Most of the data sets you will work with in this class are formatted as comma separated files (.csv). Although cleaning, wrangling, and formatting data is no small task in applications of Statistics and Data Science, this will not be the main focus of our class. All group homework assignments will involve data that is already cleaned and formatted. The only time you may need to clean data yourself is for your final project at the end of the semester. (This is something I will help you with so you won’t be on your own unless you want to be!)
The choice to use Excel or R is entirely up to you. You can find short, helpful tutorial videos on using Excel or R for data analysis through the MyLab Multimedia Library link at the top of our Moodle page. If you are thinking about taking any computer science courses or if you would like a gently introduction into the world of programming, then I recommend that you use R for all project homework assignments and your final project. If you are decidedly not at all interested in developing programming skills then you can use Excel for all project homework assignments and your final project. If you’re not sure and would like a slower introduction to programming, then you may wish to use Excel for the first 1-2 project homework assignments and R for the rest. Then you can decide which you prefer for your final project. These are only suggestions and I am here to help you along the way no matter which program you prefer to use.
Excel (or Google Sheets) are commonly used for basic statistical analysis across many disciplines and professions. R is an open-source statistically programming software that is used predominantly by statisticians and data scientists. If you decide to major or minor in Statistics at Swarthmore, then you will need to know how to work with R.

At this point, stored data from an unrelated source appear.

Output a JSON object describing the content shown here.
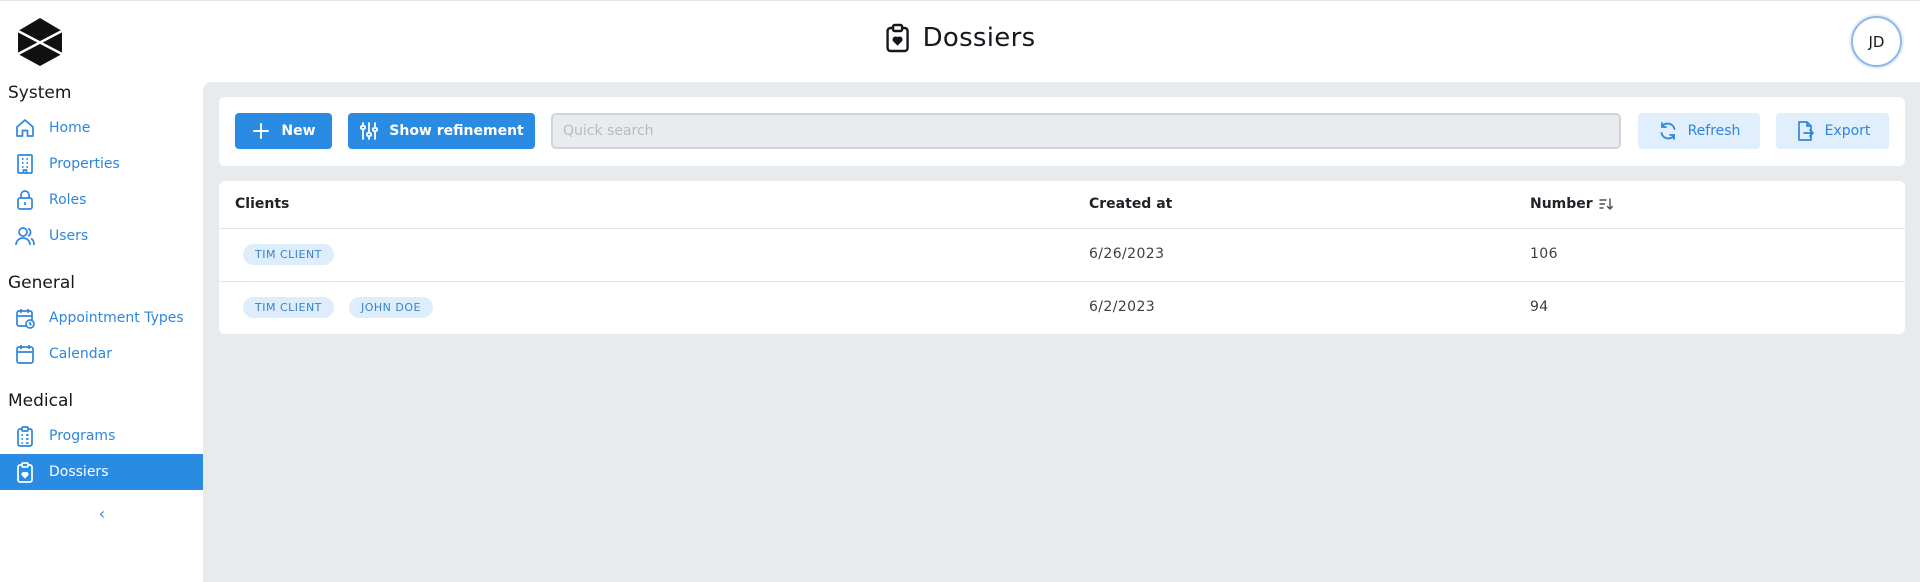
{
  "header": {
    "title": "Dossiers",
    "avatar_initials": "JD"
  },
  "sidebar": {
    "sections": [
      {
        "title": "System",
        "items": [
          {
            "label": "Home",
            "icon": "home-icon"
          },
          {
            "label": "Properties",
            "icon": "building-icon"
          },
          {
            "label": "Roles",
            "icon": "lock-icon"
          },
          {
            "label": "Users",
            "icon": "users-icon"
          }
        ]
      },
      {
        "title": "General",
        "items": [
          {
            "label": "Appointment Types",
            "icon": "calendar-clock-icon"
          },
          {
            "label": "Calendar",
            "icon": "calendar-icon"
          }
        ]
      },
      {
        "title": "Medical",
        "items": [
          {
            "label": "Programs",
            "icon": "clipboard-list-icon"
          },
          {
            "label": "Dossiers",
            "icon": "clipboard-heart-icon",
            "active": true
          }
        ]
      }
    ],
    "collapse_glyph": "‹"
  },
  "toolbar": {
    "new_label": "New",
    "refinement_label": "Show refinement",
    "search_placeholder": "Quick search",
    "refresh_label": "Refresh",
    "export_label": "Export"
  },
  "table": {
    "columns": [
      "Clients",
      "Created at",
      "Number"
    ],
    "rows": [
      {
        "clients": [
          "TIM CLIENT"
        ],
        "created_at": "6/26/2023",
        "number": "106"
      },
      {
        "clients": [
          "TIM CLIENT",
          "JOHN DOE"
        ],
        "created_at": "6/2/2023",
        "number": "94"
      }
    ]
  },
  "colors": {
    "accent": "#2a8be3",
    "accent_light": "#e1eefb",
    "background": "#e7ebee"
  }
}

Since the majority of the data you’ll encounter in this class is already in .csv format, opening the data file in Excel is pretty easy once you have Microsoft Excel downloaded on your computer. Simply download the data file and once the download is complete, right-click on the file and navigate to “Open With” and select “Excel”. You may need to save the file as a .xlxs document after you’ve done some data analysis within the document.
First, you’ll want to open up a blank R script file by going to File -> New Document. This document (ending in the extension .R) allows you to save and return to your code. For all project homework assignments, you will not need to download the (.csv) data file. Simply copy and paste the data-import code (provided to you in each assignment) into your R script file. Once you run this code, by highlighting it and selecting Edit -> Execute, you’ll have imported the data object into your working environment and can refer to it by name in subsequent code.